Supported mask operations:
- `dilate`
- `erode`
- `open`
- `close`
- `fill_holes`
- `remove_small`
- `keep_largest`

### Code Workflows

When the request is not covered by a built-in tool, the assistant can generate napari Python code.

There are two ways to use that code:
- `Run Pending Code`
  Executes the pending code inside the plugin.
- `Copy Pending Code`
  Copies the pending code to the clipboard so you can paste it into the napari QtConsole.

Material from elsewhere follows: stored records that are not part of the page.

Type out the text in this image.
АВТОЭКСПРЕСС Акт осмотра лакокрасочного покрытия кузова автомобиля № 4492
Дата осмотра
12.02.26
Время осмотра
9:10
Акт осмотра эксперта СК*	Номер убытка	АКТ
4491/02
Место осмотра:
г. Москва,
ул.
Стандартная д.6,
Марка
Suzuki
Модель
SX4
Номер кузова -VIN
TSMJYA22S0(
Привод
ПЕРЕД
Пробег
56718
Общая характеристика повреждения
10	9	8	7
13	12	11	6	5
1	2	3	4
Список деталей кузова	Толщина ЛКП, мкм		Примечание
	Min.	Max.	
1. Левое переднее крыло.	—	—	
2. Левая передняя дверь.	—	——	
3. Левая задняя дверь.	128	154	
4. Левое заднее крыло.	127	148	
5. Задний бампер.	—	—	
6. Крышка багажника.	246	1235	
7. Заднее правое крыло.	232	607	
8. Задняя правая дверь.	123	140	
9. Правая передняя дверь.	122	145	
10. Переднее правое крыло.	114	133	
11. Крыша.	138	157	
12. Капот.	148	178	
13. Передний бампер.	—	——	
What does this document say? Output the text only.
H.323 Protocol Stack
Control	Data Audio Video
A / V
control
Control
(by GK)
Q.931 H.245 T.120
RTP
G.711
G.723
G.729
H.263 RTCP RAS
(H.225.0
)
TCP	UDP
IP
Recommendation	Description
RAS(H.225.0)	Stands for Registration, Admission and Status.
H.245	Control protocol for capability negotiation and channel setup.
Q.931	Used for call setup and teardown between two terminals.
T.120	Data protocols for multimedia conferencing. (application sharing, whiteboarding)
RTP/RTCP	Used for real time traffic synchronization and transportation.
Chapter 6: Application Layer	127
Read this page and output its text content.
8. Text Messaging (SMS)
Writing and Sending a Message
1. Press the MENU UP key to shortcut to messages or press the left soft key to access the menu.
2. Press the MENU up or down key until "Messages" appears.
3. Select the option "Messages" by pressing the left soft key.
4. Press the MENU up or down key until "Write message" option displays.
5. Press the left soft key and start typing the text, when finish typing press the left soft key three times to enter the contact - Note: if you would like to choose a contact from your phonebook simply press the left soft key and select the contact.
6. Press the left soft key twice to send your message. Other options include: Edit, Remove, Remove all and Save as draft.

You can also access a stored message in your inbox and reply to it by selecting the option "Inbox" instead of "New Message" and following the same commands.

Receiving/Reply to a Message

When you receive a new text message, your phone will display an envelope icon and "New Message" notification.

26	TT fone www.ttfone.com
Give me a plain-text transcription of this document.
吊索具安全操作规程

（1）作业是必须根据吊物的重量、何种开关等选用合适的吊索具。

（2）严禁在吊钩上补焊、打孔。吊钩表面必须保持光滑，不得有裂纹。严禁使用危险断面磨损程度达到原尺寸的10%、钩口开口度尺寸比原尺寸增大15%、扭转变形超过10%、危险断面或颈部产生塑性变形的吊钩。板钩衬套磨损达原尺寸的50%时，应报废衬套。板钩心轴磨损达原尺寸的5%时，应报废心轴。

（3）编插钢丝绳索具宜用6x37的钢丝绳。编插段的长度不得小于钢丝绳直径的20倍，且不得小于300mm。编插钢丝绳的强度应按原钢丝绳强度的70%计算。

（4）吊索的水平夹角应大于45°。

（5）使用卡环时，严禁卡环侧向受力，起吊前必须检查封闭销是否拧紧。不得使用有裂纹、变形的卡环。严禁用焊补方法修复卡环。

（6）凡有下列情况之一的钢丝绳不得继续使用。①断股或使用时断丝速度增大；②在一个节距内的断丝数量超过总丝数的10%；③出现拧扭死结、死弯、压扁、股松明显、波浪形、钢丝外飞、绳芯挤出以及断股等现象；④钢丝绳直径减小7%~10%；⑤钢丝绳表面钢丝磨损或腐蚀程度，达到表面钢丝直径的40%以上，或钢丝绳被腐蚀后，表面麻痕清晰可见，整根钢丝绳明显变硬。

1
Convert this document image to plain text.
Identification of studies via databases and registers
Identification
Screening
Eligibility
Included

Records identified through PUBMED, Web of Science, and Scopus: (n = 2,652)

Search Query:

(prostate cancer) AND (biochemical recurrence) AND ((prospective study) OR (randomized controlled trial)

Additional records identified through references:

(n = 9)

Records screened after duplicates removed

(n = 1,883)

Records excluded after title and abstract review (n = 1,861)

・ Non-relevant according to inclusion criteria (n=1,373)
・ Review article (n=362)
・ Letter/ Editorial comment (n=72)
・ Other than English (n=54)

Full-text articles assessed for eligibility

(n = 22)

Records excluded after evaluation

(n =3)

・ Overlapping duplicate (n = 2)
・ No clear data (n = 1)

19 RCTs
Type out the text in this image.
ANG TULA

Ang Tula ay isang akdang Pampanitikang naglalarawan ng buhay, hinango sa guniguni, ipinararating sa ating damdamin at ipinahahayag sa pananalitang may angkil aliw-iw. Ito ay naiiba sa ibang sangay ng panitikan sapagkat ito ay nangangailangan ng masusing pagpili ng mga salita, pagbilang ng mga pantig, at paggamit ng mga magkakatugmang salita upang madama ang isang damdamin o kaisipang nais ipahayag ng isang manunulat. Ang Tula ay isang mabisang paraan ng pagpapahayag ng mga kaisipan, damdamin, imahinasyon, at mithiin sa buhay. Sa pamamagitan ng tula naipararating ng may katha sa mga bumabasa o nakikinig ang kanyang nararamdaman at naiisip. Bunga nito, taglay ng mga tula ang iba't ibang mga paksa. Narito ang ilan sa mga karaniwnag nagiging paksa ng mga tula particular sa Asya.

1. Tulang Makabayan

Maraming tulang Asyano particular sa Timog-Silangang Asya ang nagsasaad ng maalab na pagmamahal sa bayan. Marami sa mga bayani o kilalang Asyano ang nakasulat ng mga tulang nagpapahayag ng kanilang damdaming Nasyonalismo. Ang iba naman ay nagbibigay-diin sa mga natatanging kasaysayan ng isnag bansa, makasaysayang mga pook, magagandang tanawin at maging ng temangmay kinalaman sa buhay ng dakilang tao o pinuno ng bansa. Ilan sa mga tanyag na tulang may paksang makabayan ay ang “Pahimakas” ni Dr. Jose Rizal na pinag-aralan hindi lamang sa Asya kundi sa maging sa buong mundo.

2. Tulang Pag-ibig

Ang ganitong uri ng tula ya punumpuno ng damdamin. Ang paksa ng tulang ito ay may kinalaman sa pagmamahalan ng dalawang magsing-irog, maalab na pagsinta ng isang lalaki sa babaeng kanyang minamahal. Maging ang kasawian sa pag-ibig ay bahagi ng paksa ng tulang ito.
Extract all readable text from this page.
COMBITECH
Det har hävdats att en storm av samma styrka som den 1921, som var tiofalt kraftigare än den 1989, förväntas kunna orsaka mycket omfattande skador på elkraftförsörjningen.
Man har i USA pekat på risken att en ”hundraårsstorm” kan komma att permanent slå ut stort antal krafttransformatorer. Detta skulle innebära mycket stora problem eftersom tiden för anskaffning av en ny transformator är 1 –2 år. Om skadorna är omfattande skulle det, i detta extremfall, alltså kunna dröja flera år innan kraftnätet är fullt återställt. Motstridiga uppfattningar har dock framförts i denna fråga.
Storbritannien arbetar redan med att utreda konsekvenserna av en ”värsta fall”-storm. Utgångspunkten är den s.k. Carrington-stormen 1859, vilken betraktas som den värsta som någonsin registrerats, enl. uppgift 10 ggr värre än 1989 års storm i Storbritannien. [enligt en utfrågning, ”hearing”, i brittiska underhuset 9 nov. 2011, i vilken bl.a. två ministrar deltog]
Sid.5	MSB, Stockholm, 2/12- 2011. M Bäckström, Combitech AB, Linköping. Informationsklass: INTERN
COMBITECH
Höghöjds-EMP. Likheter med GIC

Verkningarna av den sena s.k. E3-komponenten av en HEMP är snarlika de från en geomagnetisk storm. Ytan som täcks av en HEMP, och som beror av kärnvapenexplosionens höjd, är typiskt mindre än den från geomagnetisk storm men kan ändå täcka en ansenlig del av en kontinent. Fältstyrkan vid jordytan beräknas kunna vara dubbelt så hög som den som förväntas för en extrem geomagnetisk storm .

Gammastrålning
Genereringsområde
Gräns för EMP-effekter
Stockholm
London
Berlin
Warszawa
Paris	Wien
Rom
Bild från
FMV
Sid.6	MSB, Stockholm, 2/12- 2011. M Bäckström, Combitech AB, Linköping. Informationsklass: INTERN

This is useful when you want:
- a script you can inspect first
- code you want to modify manually
- code to run in the napari QtConsole instead of through the plugin

## Requirements

- Python 3.9+
- napari
- Ollama installed on the machine
- a local Ollama model such as `qwen3.5`

The plugin package is self-contained for napari, but it does not bundle the Ollama server or model weights.

## Installation

### Step 1. Install Ollama Provider

Install Ollama on the machine first.

Start the local Ollama server:

```bash
ollama serve
```

Pull a model before using the plugin:

```bash
ollama pull qwen3.5
```

Optional stronger model:

```bash
ollama pull qwen3.5:27b
```

### Step 2. Install The napari Plugin

Clone the repository and install the plugin:

```bash
git clone https://github.com/wteox2/napari-chat-assistant.git
cd napari-chat-assistant
pip install -e .
```

## Usage

1. Start napari.
2. Open `Plugins -> Chat Assistant`.
3. Leave `Base URL` as `http://127.0.0.1:11434` unless your Ollama server is elsewhere.
4. Choose a model from the `Model` dropdown or type a model tag manually.
5. Click `Test Connection`.
6. Start chatting.

You do not need to rely only on free-form prompts. The plugin is strongest when you ask for concrete napari actions.

Examples:
- `show me my layers`
- `inspect the selected layer`
- `inspect layer LV-nerve`
- `preview threshold for the selected image`
- `apply threshold for dim objects`
- `measure the current mask`
- `write napari code to duplicate the selected layer`
- `give me QtConsole code to print the selected layer shape`

## UI Overview

### Model Connection

- local Ollama base URL
- model picker with discovered local models
- test connection
- save current settings
- pull model
- unload model

### Chat

- multi-line prompt box
- Enter to send
- Shift/Ctrl/Alt+Enter for newline
- transcript showing user messages, assistant replies, tool results, and generated code

### Code Actions

- `Run Pending Code`
- `Copy Pending Code`
- `Discard Pending Code`

### Current Context

- current layer summary from the active napari viewer

### Action Log

- local status updates
- model connection messages
- tool execution messages
- code execution and copy actions

## How It Works

The assistant is not a fully unrestricted chatbot.

The current strategy is:
1. collect structured napari viewer context
2. send that context and the user request to a local Ollama model
3. let the model return one JSON response
4. interpret that response as either:
   - a normal reply
   - a built-in tool call
   - generated Python code
5. run the selected tool or expose the generated code through the UI

This keeps the assistant more grounded than a plain chat interface and makes common operations more reliable.

## Recommended Models

Good starting choices:
- `qwen3.5`
- `qwen3.5:27b`

`qwen3.5` is the current default because it has performed better in this plugin than the previous `qwen2.5` default.

## Current Limitations

- still an early-stage plugin
- model output can still be inconsistent, especially for generated code
- not all requests map cleanly to built-in tools yet
- generated code can still fail if the model invents incorrect napari APIs
- no multi-step planning loop yet
- no image attachment or multimodal input pipeline yet
- large 2D/3D volumes are not heavily optimized yet

For now, the most reliable path is:
- use built-in tools for common layer inspection and mask/image actions
- use `Copy Pending Code` when you want to inspect or adjust Python yourself

## Development

Editable install:

```bash
pip install -e .
```

Build a release artifact:

```bash
python -m build
```

## License

MIT. See [LICENSE](/home/wteox2/Projects/napari/napari-chat-assistant/LICENSE).